Fue maravilloso. Cada cual se quedó, como si fuera de mármol, en la postura en que le cogió la advertencia. Desnudos, inmóviles, apiñados y sosteniendo en alto el cuerpo exánime de nuestro camarada, debimos componer un curiosísimo grupo escultórico. El miedo nos dio una rigidez sorprendente. Había uno al que le cogió con el brazo levantado, y así se estuvo quieto, quieto, como si lo tuviese fundido en bronce.

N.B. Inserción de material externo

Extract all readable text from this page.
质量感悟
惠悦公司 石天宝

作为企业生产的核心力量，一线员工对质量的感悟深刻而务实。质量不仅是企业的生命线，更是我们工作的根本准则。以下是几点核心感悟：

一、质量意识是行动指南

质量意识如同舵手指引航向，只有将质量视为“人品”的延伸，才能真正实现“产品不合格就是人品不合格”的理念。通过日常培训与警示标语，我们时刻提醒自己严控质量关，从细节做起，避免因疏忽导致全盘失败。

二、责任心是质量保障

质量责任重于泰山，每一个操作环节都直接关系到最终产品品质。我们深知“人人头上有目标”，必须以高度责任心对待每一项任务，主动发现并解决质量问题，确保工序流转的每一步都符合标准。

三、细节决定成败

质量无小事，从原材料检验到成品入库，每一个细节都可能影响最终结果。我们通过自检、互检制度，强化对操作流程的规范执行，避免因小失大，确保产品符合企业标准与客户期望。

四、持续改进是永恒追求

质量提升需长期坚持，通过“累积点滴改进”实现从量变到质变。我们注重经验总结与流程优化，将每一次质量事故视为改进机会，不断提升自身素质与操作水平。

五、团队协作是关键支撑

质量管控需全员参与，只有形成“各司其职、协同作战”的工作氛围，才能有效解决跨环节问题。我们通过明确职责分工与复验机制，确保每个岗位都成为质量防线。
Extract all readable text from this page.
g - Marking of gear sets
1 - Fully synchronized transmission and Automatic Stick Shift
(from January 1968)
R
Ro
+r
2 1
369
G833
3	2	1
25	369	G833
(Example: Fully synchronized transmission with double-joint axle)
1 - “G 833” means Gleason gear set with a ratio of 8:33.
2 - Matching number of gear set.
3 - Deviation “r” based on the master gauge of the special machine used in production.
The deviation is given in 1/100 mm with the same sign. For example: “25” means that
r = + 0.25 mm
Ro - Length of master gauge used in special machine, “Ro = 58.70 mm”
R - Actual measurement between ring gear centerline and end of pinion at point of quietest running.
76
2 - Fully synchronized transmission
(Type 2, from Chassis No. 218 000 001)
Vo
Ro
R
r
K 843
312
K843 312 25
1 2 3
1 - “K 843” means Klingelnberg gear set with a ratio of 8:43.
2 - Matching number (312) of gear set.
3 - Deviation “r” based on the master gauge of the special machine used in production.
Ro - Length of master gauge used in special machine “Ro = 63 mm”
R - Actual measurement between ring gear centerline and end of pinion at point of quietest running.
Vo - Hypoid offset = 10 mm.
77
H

El toro, sorprendido, nos miraba de hito en hito. Avanzó lentamente. Se azotaba con el rabo los ijares, acechando la provocación del más leve ademán. Nosotros, ofreciéndole impasibles nuestros cuerpos desnudos bañados por la Luna, permanecimos como si fuésemos estatuas. Dio el toro unos pasos más, nos miró, volvió a mirarnos, cada vez más extrañado ante aquel raro monumento escultórico en carne viva erigido en sus dominios. El maldito animal no acababa de convencerse. Cuando parecía que se iba, volvía otra vez la cabeza. Y así toda una eternidad, hasta que definitivamente volvió grupas aburrido, y arrancando sus pezuñas del fango, una a una con una lentitud desesperante, se alejó.

Respiramos cuando en Triana nos dijeron los médicos de la Casa de Socorro que la herida del muchacho no era grave. Contamos que se había herido casualmente con un clavo.